Systematic identification of engineered methionines and oxaziridines for efficient, stable, and site-specific antibody bioconjugation

Abstract Chemical modification of antibodies is one of the most important bioconjugations utilized by biologists and biotechnology. To date, the field has been dominated by random modification of lysines or more site-specific labeling of cysteines, each with attendant challenges. Recently we have developed oxaziridine chemistry for highly selective and efficient sulfimide modification of methionine called redox-activated chemical tagging (ReACT). Here, we systematically scanned methionines throughout one of the most popular antibody scaffolds, trastuzumab, for antibody engineering and drug conjugation. We tested the expression, reactivities, and stabilities of 123 single engineered methionines distributed over the surface of the antibody when reacted with oxaziridine. We found uniformly high expression for these mutants and generally good reaction efficiencies with the panel of oxaziridines.

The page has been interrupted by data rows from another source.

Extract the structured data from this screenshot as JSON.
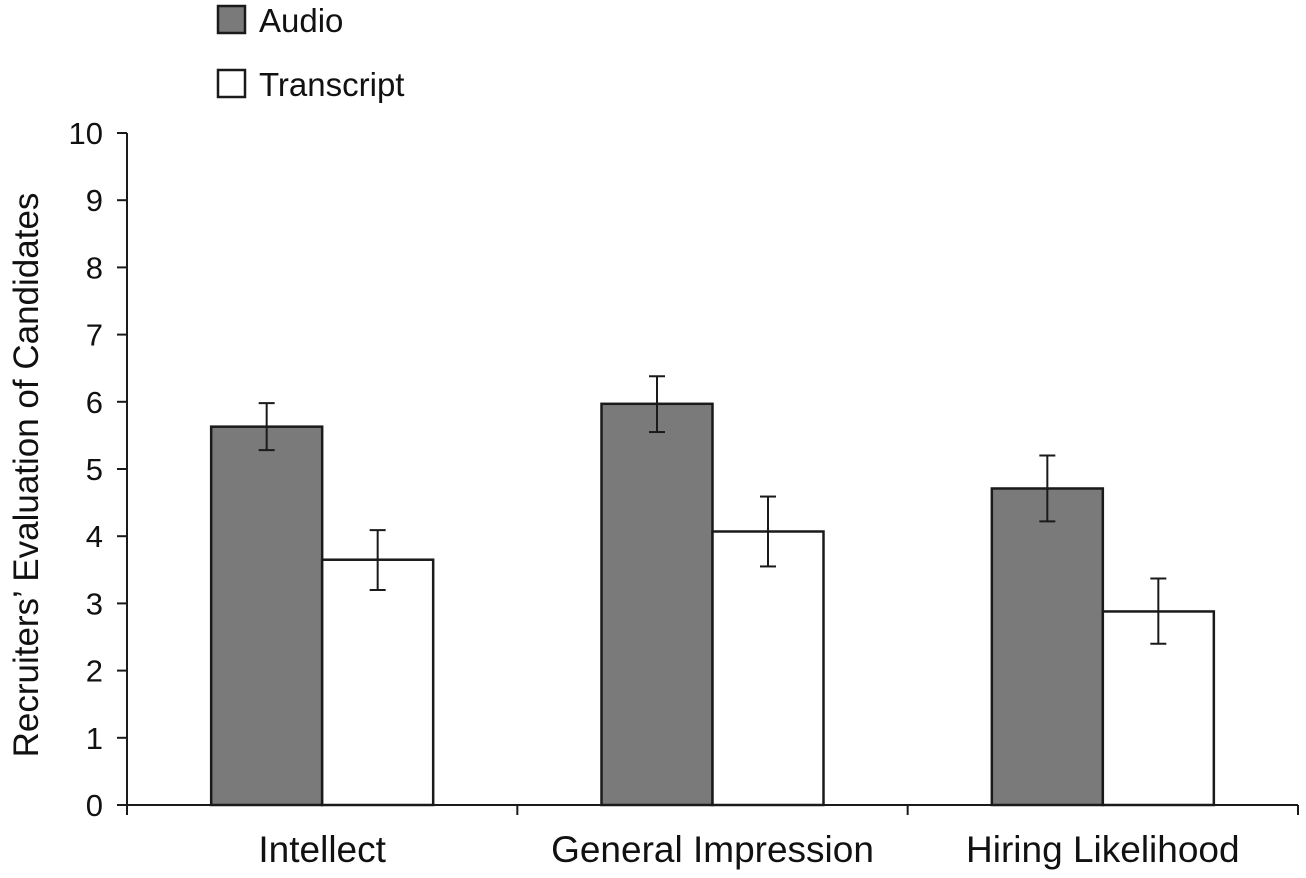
{
  "chart_data": {
    "type": "bar",
    "title": "",
    "xlabel": "",
    "ylabel": "Recruiters’ Evaluation of Candidates",
    "ylim": [
      0,
      10
    ],
    "yticks": [
      0,
      1,
      2,
      3,
      4,
      5,
      6,
      7,
      8,
      9,
      10
    ],
    "categories": [
      "Intellect",
      "General Impression",
      "Hiring Likelihood"
    ],
    "series": [
      {
        "name": "Audio",
        "color": "#7a7a7a",
        "values": [
          5.63,
          5.97,
          4.71
        ],
        "error_low": [
          5.28,
          5.55,
          4.22
        ],
        "error_high": [
          5.98,
          6.38,
          5.2
        ]
      },
      {
        "name": "Transcript",
        "color": "#ffffff",
        "values": [
          3.65,
          4.07,
          2.88
        ],
        "error_low": [
          3.2,
          3.55,
          2.4
        ],
        "error_high": [
          4.09,
          4.59,
          3.37
        ]
      }
    ],
    "legend_position": "top-left",
    "grid": false
  }
}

Remarkably, the stability to hydrolysis of the sulfimide varied more than ten-fold depending on temperature and the site of the engineered methionine. Interestingly, the most stable and reactive sites were those that were partially buried, likely because of their reduced access to water. There was also a ten-fold variation in stability depending on the nature of the oxaziridine, which we determined was inversely correlated with the electrophilic nature of the sulfimide. Importantly, the stabilities of the best analogs and antibody drug conjugate potencies were comparable to those reported for cysteine-maleimide modifications of trastuzumab. We also found our antibody drug conjugates to be potent in a breast cancer mouse xenograft model. These studies provide a roadmap for broad application of ReACT for efficient, stable, and site-specific antibody and protein bioconjugation.